Increased morbidity in PABSI was associated with age, baseline severity of illness, and neutropenia in a multivariate analysis (Table 3). Other studies have also found that neutropenia at onset of bacteremia or progression to neutropenia during therapy for bacteremia was predictive of poorer outcomes in PABSI (Bodey et al., 1985; Hilf et al., 1989). These results are consistent with animal studies demonstrating that neutrophils play a predominant role in protecting the host from P. aeruginosa infection (Rehm et al., 1980; Terashima et al., 1995). Thus factors beyond the control of the treating practitioner may predominantly impact the outcomes of patients with PABSI and may explain the persistent morbidity and mortality associated with these infections.
This study has several important limitations. First, it is a retrospective analysis of the experience at a single center. Second, most patients promptly received active therapy, limiting our power to detect associations between antimicrobial therapy and outcomes. Third, our analysis required the many assumptions detailed in the manuscript. For instance, calculating morbidity scores for patients who have died is problematic. Our main analysis assigned maximum morbidity scores to these patients as a form of censorship for subsequent times after death, although in one of our analyses we only assessed morbidity for those that survived. To validate the appropriateness of our numerous assumptions, we conducted sensitivity analyses by varying the assumptions (e.g. assumed that the last documented SOFA score carried forward for all time points for deceased patients, assumed that monotherapy with an active aminoglycoside was considered sufficient treatment, etc.) and found similar results. This indicates that the assumptions did not substantially influence our findings. Despite these limitations, our study was conducted in a manner consistent with recent suggestions designed to standardize analyses of associations between appropriate antibiotics and outcomes in bacteremic patients (McGregor et al., 2007).

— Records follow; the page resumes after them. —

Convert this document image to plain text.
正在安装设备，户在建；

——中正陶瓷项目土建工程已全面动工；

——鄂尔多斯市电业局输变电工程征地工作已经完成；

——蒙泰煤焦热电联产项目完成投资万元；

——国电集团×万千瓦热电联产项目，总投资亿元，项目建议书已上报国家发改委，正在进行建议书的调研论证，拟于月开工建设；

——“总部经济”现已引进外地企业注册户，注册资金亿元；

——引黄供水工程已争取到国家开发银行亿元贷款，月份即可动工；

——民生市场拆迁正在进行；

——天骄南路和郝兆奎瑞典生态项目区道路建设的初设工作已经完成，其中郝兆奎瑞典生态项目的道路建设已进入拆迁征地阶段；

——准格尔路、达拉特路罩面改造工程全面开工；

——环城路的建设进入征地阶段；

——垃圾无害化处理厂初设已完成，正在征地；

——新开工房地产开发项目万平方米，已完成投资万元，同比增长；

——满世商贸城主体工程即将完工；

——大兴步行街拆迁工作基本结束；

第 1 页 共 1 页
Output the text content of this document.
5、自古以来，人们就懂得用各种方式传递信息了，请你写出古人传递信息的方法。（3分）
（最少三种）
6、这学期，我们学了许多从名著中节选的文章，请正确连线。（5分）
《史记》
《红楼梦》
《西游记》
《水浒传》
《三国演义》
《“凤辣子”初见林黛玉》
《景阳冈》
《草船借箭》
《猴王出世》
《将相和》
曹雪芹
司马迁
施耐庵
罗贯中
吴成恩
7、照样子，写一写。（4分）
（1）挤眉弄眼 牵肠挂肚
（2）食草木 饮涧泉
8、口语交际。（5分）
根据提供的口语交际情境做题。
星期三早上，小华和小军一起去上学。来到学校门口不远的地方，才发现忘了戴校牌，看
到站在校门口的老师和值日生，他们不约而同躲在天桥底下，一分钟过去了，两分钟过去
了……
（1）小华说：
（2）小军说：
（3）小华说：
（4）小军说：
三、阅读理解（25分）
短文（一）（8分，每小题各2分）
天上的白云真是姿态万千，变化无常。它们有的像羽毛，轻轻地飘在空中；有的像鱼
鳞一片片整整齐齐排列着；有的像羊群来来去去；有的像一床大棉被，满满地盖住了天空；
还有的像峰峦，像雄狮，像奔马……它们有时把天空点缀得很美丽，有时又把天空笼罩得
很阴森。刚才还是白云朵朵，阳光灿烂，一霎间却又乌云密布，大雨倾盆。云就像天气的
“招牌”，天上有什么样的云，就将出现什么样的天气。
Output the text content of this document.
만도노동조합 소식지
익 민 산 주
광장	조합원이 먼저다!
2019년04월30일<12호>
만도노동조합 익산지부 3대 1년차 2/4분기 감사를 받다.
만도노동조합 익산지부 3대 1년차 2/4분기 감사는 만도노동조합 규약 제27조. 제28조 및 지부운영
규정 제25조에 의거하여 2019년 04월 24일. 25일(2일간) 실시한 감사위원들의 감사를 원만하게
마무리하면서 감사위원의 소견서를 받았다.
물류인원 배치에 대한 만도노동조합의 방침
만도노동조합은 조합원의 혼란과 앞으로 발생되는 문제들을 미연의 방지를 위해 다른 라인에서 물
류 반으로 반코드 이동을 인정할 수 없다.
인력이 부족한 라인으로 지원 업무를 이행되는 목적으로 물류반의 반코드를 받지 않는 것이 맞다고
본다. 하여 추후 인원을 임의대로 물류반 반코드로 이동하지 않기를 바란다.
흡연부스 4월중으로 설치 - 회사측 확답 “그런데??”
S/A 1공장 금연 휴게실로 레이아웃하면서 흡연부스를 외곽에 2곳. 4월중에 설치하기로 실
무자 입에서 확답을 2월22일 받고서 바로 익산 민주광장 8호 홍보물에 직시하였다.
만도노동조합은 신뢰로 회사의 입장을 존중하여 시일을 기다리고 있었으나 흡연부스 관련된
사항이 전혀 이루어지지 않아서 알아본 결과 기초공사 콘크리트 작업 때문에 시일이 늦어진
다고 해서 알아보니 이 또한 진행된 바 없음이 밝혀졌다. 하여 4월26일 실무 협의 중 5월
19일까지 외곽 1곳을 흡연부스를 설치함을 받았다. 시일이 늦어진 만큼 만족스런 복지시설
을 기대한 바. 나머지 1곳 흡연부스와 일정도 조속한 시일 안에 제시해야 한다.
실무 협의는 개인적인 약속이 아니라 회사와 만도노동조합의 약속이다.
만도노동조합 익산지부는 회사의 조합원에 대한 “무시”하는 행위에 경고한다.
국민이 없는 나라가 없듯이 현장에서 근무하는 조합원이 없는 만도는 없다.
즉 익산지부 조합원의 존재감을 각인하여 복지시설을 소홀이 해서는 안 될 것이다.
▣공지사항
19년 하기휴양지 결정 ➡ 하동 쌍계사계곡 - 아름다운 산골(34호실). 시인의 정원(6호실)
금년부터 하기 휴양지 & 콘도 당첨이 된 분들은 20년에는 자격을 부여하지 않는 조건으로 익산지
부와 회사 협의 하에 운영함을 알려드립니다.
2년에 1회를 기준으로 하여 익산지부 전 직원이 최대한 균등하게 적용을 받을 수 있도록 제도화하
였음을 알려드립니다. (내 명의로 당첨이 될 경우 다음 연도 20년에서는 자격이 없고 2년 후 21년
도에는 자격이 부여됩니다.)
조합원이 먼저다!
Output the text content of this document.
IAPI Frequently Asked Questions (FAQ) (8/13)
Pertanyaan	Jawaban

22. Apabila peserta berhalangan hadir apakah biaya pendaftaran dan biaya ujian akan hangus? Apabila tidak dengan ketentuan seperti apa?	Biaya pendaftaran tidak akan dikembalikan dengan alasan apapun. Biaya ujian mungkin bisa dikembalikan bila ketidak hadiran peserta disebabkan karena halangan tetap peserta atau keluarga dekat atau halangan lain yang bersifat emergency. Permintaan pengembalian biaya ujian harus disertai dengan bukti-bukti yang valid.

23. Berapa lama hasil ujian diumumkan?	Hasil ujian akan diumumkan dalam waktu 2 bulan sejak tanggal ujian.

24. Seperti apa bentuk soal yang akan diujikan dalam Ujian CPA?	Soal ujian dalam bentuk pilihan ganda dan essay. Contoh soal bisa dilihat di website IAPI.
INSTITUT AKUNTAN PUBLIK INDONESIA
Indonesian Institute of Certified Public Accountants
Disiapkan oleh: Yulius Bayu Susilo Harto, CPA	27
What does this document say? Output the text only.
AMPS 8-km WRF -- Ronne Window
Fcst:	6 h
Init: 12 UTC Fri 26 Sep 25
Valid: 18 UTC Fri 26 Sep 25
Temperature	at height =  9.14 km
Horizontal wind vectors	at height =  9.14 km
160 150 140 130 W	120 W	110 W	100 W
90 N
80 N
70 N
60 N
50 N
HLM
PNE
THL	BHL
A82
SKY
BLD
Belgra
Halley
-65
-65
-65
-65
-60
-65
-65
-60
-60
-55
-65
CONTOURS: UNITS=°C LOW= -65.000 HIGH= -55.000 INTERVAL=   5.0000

Morbidity associated with PABSI increases during the first few days of bacteremia and returns to baseline by seven days. Morbidity and mortality are primarily influenced by baseline severity of illness and age. Even with optimal antibiotic therapy, PABSI is associated with high mortality, underscoring the need for appropriate preventative infection control measures.
We thank Susan Collins and members of the Microbiology Laboratory at Northwestern Memorial Hospital for assistance in obtaining the strains and Jana Lichtenfield and Courtney Ramirez for help with collecting clinical data and Michael Postelnick for advice. Portions of this work were previously presented at the 2007 Interscience Conference on Antimicrobial Agents and Chemotherapy in Chicago, IL. (K-475).
Funding: This study was funded by the NIH (AI053674 and AI065615, A.R.H.)
Transparency declarations: All authors report no relevant conflicts.